For she drinks whiskey in her tea,

Chorus.

I had a girl; her name was Lize,

Chorus.

And she put whiskey in her pies,

Chorus.

Whiskey's gone, and I 'll go too,

Chorus.

For without whiskey I can't do, etc.

A very enlivening windlass or pumping chant is I'm Bound for the Rio Grande:—

I'm bound away this very day,

Oh, you Rio!

I'm bound away this very day,

I'm bound for the Rio Grande!

And away, you Rio, oh, you Rio!

I'm bound away this ve-ry day,

I'm bound for the Rio Grande!

Another is Homeward Bound with a Roaring Breeze:—

We 're homeward bound with a roaring breeze,

Good-by, fare you well!

We 're homeward bound with a roaring breeze,

Hurrah, my boys! We 're homeward bound!

I wrote to Kitty, and she was well,

Good-by, fare you well!

She rooms at the Astor and dines at the Bell,

Hurrah, my boys! We 're homeward bound!

There were many, with slight American variants, which were undoubtedly of English origin, and have been heard on English merchant ships from time immemorial; some which relate especially to the operations of whaling; and some which had their origin on the river flatboats and in the choruses of the roustabouts on the Ohio and Mississippi, and have been only slightly changed for salt-water purposes, the quality being as little varied as the number is endless. Their essential quality was that of an improvised chant, and the dominant feeling was to be found in the intermingling of the words and the cadence, as in the apparently meaningless refrain of the old ballads. They expressed, through all their rudeness and uncouthness, and more through the melody than the words, the minor chords which distinguish all folk music, the underlying element in the human heart oppressed by the magnitude and solitude of nature, as well as the enlivening spirit of strong exertion; and no sensitive ear could ever call them really gay, however vigorous and lively they might be. The shanties are passing away with the substitution of iron cranks and pulleys for the muscles of men, and the clank of machinery has taken the place of the melodious chorus from human throats. It is not probable that they will ever entirely disappear so long as men go down to the sea in ships; but whatever life and flavor they had will fade away, and the first-class leading tenor among the "shanty men" will vanish with the need and appreciation of his skill. As for the old words, they will also be utterly lost, because they have no existence except in oral recitation and memory, and do not contain enough of the elements of pure poetry to secure their preservation in print, as the folk songs and ballads have been preserved.
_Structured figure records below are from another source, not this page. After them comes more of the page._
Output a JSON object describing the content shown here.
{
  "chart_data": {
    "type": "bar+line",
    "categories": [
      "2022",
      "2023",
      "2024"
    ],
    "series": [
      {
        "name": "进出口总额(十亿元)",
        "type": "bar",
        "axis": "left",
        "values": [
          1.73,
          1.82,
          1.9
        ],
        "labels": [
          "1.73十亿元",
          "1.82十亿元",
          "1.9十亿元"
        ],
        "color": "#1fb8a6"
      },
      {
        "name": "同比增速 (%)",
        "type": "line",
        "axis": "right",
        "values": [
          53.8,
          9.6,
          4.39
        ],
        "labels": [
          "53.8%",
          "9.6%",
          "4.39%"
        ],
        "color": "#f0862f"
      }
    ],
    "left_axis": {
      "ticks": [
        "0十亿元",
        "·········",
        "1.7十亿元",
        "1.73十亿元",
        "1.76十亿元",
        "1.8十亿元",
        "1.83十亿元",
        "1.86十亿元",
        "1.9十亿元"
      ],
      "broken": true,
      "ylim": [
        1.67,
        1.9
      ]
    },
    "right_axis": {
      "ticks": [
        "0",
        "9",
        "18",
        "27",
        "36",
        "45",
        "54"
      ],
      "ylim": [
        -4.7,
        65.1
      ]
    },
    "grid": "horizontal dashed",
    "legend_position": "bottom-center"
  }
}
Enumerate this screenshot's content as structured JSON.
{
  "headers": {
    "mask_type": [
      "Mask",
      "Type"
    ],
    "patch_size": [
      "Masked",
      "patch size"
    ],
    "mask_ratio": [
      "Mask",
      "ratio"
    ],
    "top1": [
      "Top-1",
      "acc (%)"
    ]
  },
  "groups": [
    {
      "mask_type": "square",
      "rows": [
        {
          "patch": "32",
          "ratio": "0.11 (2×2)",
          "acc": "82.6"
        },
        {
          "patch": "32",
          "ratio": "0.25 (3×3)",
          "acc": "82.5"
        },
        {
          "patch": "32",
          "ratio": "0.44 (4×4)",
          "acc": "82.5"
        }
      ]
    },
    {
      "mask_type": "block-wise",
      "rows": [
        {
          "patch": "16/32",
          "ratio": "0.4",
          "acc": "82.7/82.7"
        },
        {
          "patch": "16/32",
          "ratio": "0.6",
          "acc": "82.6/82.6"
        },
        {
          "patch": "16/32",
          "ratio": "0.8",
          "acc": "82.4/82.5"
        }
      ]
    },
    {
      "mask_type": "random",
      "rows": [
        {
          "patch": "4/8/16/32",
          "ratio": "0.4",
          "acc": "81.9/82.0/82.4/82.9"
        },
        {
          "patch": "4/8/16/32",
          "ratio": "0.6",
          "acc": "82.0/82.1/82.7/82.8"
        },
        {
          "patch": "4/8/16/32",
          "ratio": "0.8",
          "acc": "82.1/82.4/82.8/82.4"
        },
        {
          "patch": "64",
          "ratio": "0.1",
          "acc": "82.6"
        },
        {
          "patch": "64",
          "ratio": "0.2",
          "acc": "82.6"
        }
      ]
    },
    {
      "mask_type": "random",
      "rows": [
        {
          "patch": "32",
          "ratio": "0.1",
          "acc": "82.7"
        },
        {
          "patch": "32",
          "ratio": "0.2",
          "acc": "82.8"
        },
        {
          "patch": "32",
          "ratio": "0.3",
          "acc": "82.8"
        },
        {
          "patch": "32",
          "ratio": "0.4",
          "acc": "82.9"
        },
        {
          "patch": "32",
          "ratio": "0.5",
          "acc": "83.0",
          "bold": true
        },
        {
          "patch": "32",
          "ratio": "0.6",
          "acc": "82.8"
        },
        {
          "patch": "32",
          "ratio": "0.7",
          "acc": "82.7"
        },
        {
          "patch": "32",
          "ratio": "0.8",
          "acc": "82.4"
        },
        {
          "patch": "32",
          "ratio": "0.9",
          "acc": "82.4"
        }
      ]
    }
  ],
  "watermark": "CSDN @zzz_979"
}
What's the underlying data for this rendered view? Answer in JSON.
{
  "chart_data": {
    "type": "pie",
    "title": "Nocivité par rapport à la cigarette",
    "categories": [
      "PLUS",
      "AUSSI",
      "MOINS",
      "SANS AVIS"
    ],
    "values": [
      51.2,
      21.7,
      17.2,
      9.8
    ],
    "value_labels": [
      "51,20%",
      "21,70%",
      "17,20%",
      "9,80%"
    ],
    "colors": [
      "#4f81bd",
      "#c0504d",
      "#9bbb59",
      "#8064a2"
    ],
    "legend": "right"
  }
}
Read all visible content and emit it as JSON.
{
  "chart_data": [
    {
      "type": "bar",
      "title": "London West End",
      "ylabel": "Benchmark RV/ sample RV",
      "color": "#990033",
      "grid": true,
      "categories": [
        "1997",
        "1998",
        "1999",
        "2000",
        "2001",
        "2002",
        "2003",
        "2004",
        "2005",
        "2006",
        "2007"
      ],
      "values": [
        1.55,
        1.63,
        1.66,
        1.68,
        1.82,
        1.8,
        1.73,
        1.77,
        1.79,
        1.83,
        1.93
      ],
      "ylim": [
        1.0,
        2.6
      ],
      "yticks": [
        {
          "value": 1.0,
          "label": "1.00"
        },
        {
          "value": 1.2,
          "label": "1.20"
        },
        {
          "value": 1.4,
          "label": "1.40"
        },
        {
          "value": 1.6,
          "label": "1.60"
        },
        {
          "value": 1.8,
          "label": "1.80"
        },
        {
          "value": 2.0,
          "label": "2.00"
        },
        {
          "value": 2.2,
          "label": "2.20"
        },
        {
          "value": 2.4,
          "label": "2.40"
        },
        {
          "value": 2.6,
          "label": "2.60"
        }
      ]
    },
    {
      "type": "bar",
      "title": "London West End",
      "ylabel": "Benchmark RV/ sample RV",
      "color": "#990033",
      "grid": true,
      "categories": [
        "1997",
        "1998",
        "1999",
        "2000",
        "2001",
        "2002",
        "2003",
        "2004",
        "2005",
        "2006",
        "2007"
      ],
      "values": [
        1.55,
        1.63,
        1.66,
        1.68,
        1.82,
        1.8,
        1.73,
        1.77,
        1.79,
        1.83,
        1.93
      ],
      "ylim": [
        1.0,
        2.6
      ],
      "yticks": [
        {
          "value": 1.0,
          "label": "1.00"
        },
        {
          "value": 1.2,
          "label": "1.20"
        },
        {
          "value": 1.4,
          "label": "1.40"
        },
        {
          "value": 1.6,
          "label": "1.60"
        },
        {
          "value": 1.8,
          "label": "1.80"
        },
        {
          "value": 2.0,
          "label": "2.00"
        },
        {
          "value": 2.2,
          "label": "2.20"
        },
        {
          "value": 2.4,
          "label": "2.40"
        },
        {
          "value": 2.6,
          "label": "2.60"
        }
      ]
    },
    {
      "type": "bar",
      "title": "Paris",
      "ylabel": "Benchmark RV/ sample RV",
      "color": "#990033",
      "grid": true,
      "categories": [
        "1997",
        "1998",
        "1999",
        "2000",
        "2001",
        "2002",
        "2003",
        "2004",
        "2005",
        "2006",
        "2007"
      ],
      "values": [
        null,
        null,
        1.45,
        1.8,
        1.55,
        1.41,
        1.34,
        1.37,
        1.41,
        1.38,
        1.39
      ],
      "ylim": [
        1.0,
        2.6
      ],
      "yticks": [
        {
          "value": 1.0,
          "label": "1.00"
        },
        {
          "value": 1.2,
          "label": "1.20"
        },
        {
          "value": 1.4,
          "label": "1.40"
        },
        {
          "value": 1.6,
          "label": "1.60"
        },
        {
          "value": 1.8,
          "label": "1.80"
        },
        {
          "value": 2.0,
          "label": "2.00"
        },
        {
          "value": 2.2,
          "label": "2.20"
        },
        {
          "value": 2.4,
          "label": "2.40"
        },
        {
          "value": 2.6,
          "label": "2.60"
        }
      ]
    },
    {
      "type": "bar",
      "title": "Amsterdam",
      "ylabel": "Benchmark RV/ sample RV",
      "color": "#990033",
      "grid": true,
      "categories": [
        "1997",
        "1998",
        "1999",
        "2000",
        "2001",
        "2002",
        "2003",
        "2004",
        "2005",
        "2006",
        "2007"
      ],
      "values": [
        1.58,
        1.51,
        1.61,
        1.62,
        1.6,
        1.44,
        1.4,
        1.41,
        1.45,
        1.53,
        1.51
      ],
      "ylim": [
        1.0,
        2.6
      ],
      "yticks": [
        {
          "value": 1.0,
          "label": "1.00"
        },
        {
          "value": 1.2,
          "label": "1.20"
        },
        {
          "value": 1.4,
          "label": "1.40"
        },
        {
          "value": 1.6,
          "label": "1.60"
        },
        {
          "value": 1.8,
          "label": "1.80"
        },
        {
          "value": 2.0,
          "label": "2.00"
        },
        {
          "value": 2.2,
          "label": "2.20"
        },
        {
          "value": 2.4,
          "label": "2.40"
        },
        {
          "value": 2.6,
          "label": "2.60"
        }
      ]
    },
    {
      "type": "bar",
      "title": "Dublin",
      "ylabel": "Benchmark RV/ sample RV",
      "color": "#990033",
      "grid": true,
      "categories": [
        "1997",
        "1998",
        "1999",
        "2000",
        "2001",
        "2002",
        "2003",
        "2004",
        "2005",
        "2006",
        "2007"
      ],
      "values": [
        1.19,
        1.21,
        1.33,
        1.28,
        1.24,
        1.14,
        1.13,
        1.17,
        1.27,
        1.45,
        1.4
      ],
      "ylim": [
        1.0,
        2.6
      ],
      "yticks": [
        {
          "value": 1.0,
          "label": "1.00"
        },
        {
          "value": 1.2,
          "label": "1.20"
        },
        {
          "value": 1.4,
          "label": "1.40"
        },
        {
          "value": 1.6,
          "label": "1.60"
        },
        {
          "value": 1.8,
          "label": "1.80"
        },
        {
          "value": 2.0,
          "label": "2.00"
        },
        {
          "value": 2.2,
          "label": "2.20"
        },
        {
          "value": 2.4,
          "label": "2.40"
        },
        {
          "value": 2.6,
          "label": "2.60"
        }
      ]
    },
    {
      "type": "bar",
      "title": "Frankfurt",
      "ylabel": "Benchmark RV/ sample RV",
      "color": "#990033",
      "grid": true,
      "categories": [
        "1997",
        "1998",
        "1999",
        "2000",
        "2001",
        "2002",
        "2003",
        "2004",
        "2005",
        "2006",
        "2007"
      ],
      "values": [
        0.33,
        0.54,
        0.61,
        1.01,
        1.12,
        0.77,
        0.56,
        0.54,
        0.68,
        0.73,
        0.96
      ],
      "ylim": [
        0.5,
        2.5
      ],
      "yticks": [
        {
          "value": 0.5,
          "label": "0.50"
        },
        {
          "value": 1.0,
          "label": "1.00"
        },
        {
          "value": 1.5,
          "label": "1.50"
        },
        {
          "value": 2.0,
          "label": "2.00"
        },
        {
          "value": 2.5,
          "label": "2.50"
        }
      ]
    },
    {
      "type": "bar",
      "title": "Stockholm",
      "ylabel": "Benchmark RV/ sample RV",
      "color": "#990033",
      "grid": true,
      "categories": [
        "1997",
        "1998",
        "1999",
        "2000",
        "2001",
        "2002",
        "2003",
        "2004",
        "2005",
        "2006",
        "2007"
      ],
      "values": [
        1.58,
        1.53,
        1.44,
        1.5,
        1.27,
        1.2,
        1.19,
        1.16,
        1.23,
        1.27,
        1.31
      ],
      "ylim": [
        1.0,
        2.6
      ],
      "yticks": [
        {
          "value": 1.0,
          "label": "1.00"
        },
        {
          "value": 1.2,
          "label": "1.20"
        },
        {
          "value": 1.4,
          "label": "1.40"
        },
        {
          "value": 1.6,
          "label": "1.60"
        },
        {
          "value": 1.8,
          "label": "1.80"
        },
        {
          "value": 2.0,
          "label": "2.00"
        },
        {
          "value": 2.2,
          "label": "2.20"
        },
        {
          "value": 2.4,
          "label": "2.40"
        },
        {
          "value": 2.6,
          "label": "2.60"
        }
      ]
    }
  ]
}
They are relics of custom rather than of literature; and although any poet or musician who deals with the sea will miss a source of very valuable inspiration if he does not possess himself of the spirit of their weird melody and the unconscious power of their vigorous rhythm, in themselves they are likely to be lost with the chants of the Phoenician sailors or the rowers of the galley of Ulysses, which they have succeeded, and some of whose melody they have perhaps reproduced.

The genuine sea songs differ from the shanties in that they had a definite poetical purpose to tell a story or express emotion, and were not merely words strung together to give voice to a rhythm of labor. It cannot be said that the genius of the American sailor has turned itself especially to expressing his emotions in song, any more than that of the English.